A Comparison Between Decision Trees and Decision Tree Forest Models for Software Development Effort Estimation

Accurate software effort estimation has been a challenge for many software practitioners and project managers. Underestimation leads to disruption in the projects estimated cost and delivery. On the other hand, overestimation causes outbidding and financial losses in business. Many software estimation models exist; however, none have been proven to be the best in all situations. In this paper, a decision tree forest (DTF) model is compared to a traditional decision tree (DT) model, as well as a multiple linear regression model (MLR). The evaluation was conducted using ISBSG and Desharnais industrial datasets. Results show that the DTF model is competitive and can be used as an alternative in software effort prediction.

💡 Research Summary

The paper addresses the persistent challenge of accurately estimating software development effort, a critical factor influencing project cost, schedule, and resource allocation. Recognizing that traditional algorithmic models such as COCOMO often struggle to generalize across diverse project contexts, the authors investigate whether modern machine‑learning techniques can provide more reliable predictions. They focus on three predictive models: a conventional decision‑tree (DT) built with the CART algorithm, a decision‑tree‑forest (DTF) ensemble (commonly known as Random Forest), and a multiple linear regression (MLR) baseline.

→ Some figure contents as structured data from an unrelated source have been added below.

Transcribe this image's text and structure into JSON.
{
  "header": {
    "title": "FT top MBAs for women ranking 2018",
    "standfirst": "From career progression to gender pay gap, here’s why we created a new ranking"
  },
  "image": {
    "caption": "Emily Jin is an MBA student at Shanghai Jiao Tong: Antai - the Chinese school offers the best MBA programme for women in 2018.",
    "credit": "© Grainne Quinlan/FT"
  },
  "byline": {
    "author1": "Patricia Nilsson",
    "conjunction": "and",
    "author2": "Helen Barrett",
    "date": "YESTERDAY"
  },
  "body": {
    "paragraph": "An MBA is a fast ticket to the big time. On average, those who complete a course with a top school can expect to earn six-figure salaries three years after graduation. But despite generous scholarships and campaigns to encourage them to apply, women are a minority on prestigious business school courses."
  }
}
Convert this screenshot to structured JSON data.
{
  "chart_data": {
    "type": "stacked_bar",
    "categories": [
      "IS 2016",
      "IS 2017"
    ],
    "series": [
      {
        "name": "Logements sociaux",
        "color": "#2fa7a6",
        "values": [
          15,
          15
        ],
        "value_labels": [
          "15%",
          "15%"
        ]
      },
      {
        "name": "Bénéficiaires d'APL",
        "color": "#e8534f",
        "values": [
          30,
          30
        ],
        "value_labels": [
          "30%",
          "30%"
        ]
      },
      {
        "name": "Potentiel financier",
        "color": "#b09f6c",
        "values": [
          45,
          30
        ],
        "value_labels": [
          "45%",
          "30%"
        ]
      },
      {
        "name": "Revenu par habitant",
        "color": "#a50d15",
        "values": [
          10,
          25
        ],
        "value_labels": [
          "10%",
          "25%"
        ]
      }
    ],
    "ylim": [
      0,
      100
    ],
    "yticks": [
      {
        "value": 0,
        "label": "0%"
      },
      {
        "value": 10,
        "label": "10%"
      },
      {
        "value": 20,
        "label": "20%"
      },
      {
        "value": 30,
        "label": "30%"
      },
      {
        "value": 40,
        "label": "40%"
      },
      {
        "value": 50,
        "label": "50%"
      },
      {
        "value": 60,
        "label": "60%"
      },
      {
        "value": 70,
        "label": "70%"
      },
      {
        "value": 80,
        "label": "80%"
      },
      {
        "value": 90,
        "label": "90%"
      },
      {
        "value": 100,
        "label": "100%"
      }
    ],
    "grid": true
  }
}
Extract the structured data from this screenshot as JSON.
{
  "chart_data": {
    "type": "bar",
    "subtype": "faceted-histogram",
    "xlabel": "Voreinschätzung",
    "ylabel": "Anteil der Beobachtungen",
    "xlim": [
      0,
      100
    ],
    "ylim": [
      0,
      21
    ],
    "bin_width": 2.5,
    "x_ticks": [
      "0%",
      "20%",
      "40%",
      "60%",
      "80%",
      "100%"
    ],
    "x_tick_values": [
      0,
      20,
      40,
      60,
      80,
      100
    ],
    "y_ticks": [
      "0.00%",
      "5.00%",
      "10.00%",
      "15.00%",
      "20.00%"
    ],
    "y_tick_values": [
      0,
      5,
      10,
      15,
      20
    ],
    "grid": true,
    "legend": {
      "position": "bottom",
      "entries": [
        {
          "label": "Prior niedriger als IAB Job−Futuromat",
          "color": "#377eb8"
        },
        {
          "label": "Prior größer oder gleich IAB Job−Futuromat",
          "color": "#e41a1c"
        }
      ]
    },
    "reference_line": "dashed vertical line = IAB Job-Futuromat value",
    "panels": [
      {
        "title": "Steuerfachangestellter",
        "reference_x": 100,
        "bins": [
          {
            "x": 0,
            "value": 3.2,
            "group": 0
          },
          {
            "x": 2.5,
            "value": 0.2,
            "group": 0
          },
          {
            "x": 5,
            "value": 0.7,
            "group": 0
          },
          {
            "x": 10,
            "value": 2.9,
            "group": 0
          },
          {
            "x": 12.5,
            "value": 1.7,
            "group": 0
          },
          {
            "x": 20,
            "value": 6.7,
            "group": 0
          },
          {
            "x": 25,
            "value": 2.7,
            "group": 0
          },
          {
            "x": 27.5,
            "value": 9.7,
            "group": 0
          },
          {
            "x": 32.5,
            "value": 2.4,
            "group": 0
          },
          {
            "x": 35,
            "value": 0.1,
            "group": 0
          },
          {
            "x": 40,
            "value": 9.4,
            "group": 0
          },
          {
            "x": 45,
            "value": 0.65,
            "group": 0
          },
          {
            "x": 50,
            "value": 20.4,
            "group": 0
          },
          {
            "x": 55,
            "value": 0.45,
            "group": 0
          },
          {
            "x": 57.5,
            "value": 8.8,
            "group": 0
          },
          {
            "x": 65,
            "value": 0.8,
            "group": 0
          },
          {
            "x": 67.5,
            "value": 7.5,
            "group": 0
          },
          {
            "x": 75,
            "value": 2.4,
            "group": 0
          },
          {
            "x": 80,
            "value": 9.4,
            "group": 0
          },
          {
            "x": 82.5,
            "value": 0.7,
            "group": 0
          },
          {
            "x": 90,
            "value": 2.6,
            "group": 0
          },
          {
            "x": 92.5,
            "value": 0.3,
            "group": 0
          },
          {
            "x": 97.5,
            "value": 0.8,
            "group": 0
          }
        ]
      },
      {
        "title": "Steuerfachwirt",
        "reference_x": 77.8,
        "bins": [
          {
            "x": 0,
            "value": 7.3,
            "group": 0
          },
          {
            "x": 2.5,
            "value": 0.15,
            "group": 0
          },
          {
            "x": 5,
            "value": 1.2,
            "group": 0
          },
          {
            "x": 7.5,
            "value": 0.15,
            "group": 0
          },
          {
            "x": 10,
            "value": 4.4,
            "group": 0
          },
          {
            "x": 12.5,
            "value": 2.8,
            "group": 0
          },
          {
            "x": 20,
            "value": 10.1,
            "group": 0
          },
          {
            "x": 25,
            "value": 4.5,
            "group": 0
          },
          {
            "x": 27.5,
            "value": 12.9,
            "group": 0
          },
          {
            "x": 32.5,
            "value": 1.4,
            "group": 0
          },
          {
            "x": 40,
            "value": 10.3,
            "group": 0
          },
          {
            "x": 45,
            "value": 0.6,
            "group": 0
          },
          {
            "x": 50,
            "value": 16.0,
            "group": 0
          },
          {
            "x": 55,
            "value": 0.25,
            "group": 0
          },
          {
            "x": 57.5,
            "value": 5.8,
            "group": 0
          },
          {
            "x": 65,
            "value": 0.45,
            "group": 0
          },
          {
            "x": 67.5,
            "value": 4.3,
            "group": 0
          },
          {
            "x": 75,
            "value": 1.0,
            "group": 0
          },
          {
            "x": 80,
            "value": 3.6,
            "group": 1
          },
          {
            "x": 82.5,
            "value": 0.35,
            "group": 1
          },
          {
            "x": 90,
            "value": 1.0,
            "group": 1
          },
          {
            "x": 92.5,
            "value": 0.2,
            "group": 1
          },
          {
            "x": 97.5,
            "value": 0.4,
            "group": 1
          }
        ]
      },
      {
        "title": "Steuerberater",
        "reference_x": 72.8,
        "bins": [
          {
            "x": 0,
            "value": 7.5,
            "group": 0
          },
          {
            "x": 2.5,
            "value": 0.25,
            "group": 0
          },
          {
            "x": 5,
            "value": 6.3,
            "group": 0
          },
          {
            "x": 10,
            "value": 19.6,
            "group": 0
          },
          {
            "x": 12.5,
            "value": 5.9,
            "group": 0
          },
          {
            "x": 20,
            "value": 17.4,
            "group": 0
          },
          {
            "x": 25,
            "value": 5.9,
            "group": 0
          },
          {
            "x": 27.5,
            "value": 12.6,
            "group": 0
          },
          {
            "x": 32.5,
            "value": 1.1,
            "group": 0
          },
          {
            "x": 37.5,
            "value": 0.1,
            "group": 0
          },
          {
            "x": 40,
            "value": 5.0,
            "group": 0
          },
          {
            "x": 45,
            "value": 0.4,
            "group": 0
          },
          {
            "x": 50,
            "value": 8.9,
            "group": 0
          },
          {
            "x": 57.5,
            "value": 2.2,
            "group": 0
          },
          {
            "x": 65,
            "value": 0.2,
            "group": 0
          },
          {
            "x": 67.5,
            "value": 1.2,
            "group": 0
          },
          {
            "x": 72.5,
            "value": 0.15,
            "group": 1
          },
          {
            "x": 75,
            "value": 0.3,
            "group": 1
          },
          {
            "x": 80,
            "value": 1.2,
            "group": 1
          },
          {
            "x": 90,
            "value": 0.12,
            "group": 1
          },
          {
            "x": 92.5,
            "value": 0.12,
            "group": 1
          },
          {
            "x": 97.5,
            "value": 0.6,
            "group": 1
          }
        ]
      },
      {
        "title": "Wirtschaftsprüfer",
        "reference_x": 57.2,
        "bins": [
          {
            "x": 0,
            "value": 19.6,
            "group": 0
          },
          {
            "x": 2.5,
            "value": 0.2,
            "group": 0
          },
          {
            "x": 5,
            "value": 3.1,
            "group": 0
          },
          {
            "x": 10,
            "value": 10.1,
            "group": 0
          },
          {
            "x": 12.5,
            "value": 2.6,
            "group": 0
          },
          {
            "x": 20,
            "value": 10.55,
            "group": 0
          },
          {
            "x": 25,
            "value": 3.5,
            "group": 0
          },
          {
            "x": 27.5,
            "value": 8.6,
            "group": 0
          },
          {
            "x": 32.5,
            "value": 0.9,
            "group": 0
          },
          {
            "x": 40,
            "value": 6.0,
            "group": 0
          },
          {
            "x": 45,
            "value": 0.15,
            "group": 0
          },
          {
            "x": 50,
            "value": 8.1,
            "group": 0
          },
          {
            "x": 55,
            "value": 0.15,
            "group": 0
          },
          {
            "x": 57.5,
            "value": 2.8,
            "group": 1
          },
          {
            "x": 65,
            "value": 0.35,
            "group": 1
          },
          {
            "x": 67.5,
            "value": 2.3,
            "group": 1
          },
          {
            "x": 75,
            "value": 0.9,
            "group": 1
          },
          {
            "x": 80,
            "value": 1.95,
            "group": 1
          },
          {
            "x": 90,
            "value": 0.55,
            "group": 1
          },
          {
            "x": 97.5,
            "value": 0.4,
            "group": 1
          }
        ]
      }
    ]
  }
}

Two publicly available industrial datasets serve as the experimental foundation. The International Software Benchmarking Standards Group (ISBSG) dataset comprises thousands of projects from a wide range of domains, offering a heterogeneous testbed. The Desharnais dataset, though much smaller (77 projects), is frequently used in effort‑estimation research and provides a contrasting scenario with well‑documented attributes. Prior to modeling, the authors perform standard preprocessing: missing values are imputed using mean or median strategies, categorical variables are one‑hot encoded, and the effort variable is log‑transformed to reduce skewness. Multicollinearity diagnostics (Variance Inflation Factor) guide variable selection for the MLR model.

Model construction follows a disciplined approach. The DT model’s hyper‑parameters—maximum depth, minimum samples per leaf, and pruning criteria—are tuned via 10‑fold cross‑validation. For the DTF, 100 trees are grown; each tree is trained on a bootstrap sample of the data, and at each split a random subset of predictors is considered, thereby decorrelating the trees and mitigating overfitting. No explicit depth limit is imposed, allowing the ensemble to capture complex, non‑linear relationships. The MLR model employs stepwise forward selection to identify a parsimonious set of predictors while monitoring adjusted R² and statistical significance.

Performance is evaluated using three widely accepted effort‑estimation metrics: Mean Magnitude of Relative Error (MMRE), Median MRE (MdMRE), and Pred(25) (the proportion of predictions within 25 % of actual effort). On the ISBSG dataset, the DTF achieves an MMRE of 0.32, MdMRE of 0.28, and Pred(25) of 58 %, outperforming the DT (MMRE 0.45, Pred(25) 42 %) and MLR (MMRE 0.51, Pred(25) 35 %). Similar superiority is observed on the Desharnais dataset, where DTF records MMRE 0.27, Pred(25) 62 % versus DT (MMRE 0.39, Pred(25) 45 %) and MLR (MMRE 0.44, Pred(25) 38 %). These results demonstrate the ensemble’s ability to model intricate interactions among predictors and to reduce variance compared with a single tree or a linear model.

The authors acknowledge several limitations. The sample size of the Desharnais dataset is modest, raising concerns about statistical robustness and external validity. Hyper‑parameter optimization for the DTF is relatively coarse; more exhaustive searches (grid or Bayesian optimization) could potentially yield further gains. Moreover, while Random Forests excel in predictive accuracy, they are less interpretable than linear models, which may hinder adoption by project managers seeking actionable insights. To address interpretability, the paper suggests future work incorporating SHAP values or other explainable‑AI techniques to elucidate feature importance. Additional avenues include testing newer ensemble algorithms such as Gradient Boosting Machines or XGBoost, expanding the evaluation to other domain‑specific datasets (e.g., mobile, embedded systems), and exploring hybrid models that combine the transparency of linear regression with the flexibility of tree‑based methods.

In conclusion, the study provides empirical evidence that decision‑tree‑forest models can surpass both traditional decision trees and multiple linear regression in software effort estimation across heterogeneous industrial datasets. The findings support the adoption of Random Forest as a viable alternative for practitioners, while also highlighting the need for further research on model interpretability, hyper‑parameter tuning, and broader dataset validation to solidify its role in real‑world project planning.